What’s been inspiring or influencing you lately?

I’m not sure why but I keep finding myself drawn to the “Old World” lately. I would say that for most of my life my aesthetic inclination has been firmly rooted in Modernism and Postmodernism, but for the past year or so I’ve been increasingly drawn to ornamentation, decoration and the traditional. It might have something to do with the increasingly uneasy state of the world – and a desire to go back in time. But I also think there are so many interesting facets within decorative elements and design throughout history, and I am always blown away by the modernity of ancient objects.

Do you have a dream project you’d love to do? 

I’d love to produce a collection of glass furniture! And silverware.

What’s next for you? Any upcoming projects you’d like to mention? New works on the way? 

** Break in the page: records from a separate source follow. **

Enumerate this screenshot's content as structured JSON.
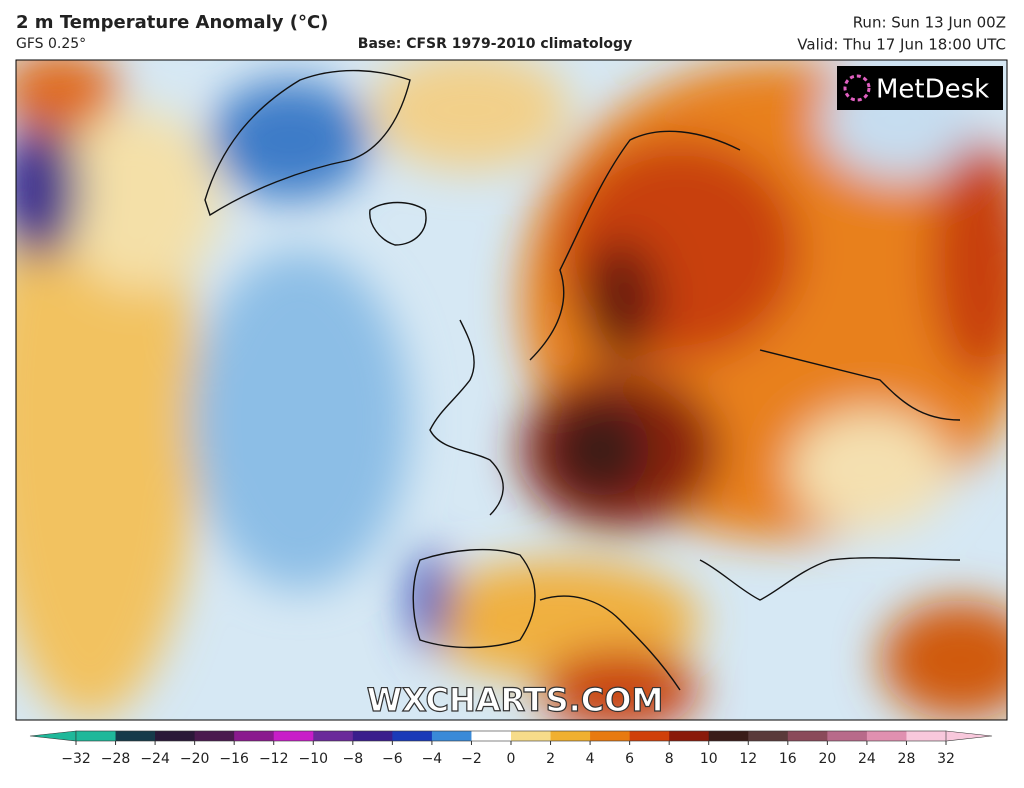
{
  "header": {
    "title": "2 m Temperature Anomaly (°C)",
    "model": "GFS 0.25°",
    "base": "Base: CFSR 1979-2010 climatology",
    "run": "Run: Sun 13 Jun 00Z",
    "valid": "Valid: Thu 17 Jun 18:00 UTC"
  },
  "logo": "MetDesk",
  "watermark": "WXCHARTS.COM",
  "colorbar": {
    "ticks": [
      {
        "value": -32,
        "label": "−32"
      },
      {
        "value": -28,
        "label": "−28"
      },
      {
        "value": -24,
        "label": "−24"
      },
      {
        "value": -20,
        "label": "−20"
      },
      {
        "value": -16,
        "label": "−16"
      },
      {
        "value": -12,
        "label": "−12"
      },
      {
        "value": -10,
        "label": "−10"
      },
      {
        "value": -8,
        "label": "−8"
      },
      {
        "value": -6,
        "label": "−6"
      },
      {
        "value": -4,
        "label": "−4"
      },
      {
        "value": -2,
        "label": "−2"
      },
      0,
      2,
      4,
      6,
      8,
      10,
      12,
      16,
      20,
      24,
      28,
      32
    ],
    "colors": [
      "#1fb89a",
      "#163a4a",
      "#2a1838",
      "#4a1a4e",
      "#8a1a8e",
      "#c81ec8",
      "#6a2a9a",
      "#3a1e8c",
      "#1a3ab8",
      "#3a8ad8",
      "#a8d0ec",
      "#ffffff",
      "#f6dc8a",
      "#f0b030",
      "#e87a10",
      "#d0400a",
      "#8a1a0a",
      "#3a1c18",
      "#5a3a3a",
      "#8a4a5a",
      "#b86a8a",
      "#e090b0",
      "#f8c8dc"
    ]
  }
}
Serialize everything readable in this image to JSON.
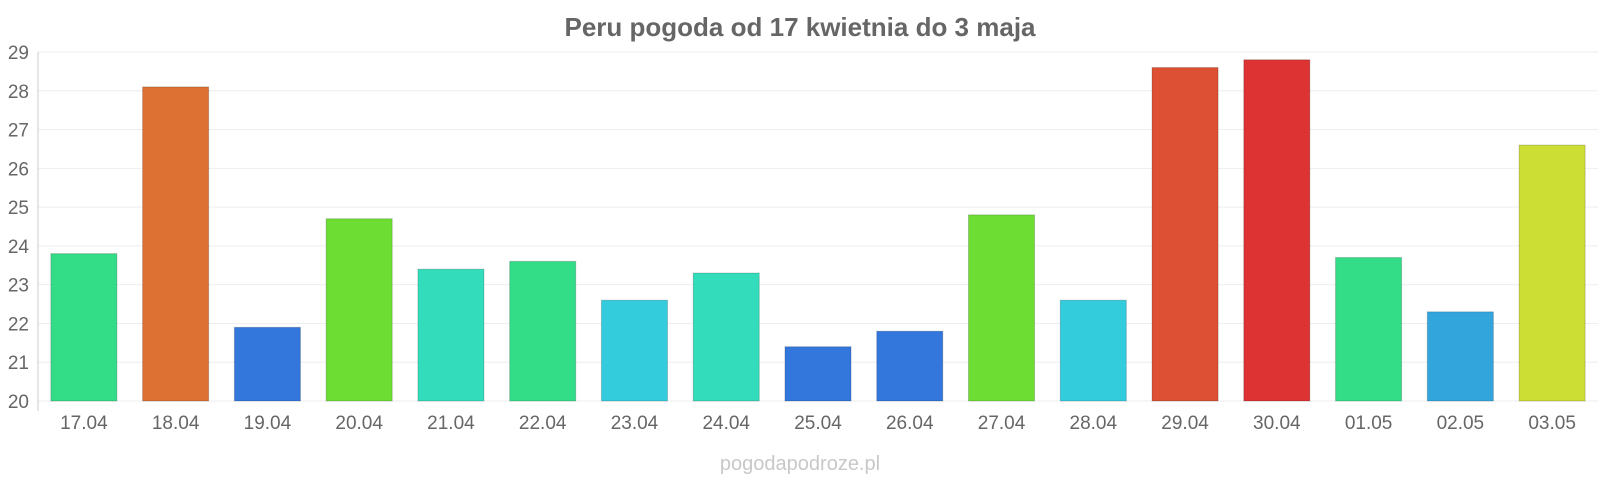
{
  "chart_data": {
    "type": "bar",
    "title": "Peru pogoda od 17 kwietnia do 3 maja",
    "xlabel": "",
    "ylabel": "",
    "categories": [
      "17.04",
      "18.04",
      "19.04",
      "20.04",
      "21.04",
      "22.04",
      "23.04",
      "24.04",
      "25.04",
      "26.04",
      "27.04",
      "28.04",
      "29.04",
      "30.04",
      "01.05",
      "02.05",
      "03.05"
    ],
    "values": [
      23.8,
      28.1,
      21.9,
      24.7,
      23.4,
      23.6,
      22.6,
      23.3,
      21.4,
      21.8,
      24.8,
      22.6,
      28.6,
      28.8,
      23.7,
      22.3,
      26.6
    ],
    "colors": [
      "#33dd88",
      "#dd7033",
      "#3377dd",
      "#6ddd33",
      "#33ddbb",
      "#33dd88",
      "#33ccdd",
      "#33ddbb",
      "#3377dd",
      "#3377dd",
      "#6ddd33",
      "#33ccdd",
      "#dd5033",
      "#dd3333",
      "#33dd88",
      "#33a5dd",
      "#ccdd33"
    ],
    "ylim": [
      20,
      29
    ],
    "yticks": [
      "20",
      "21",
      "22",
      "23",
      "24",
      "25",
      "26",
      "27",
      "28",
      "29"
    ],
    "grid": true,
    "legend": "none"
  },
  "watermark": "pogodapodroze.pl"
}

I have my first pop up happening in December at Nomia in Williamsburg, which I’m super excited about. I’ve kind of always dreamed of having a physical store, which feels very, very far off if it were to ever happen, but this feels like a great way to dip my toes into the brick-and-mortar world. I’m also excited to keep developing the Flora collection with In Common With, and we’re hoping to do some sort of activation during Salone in Milan in 2023. I have a few new tabletop items that I’m working on releasing in 2023, but my main focus for next year is to work on more large-scale pieces – vases, lighting, and furniture. It’s really rewarding to be able to work in smaller series because I find that the work can be more experimental and personal. And there is a very interesting conversation that happens between that type of work and my items that are made for production.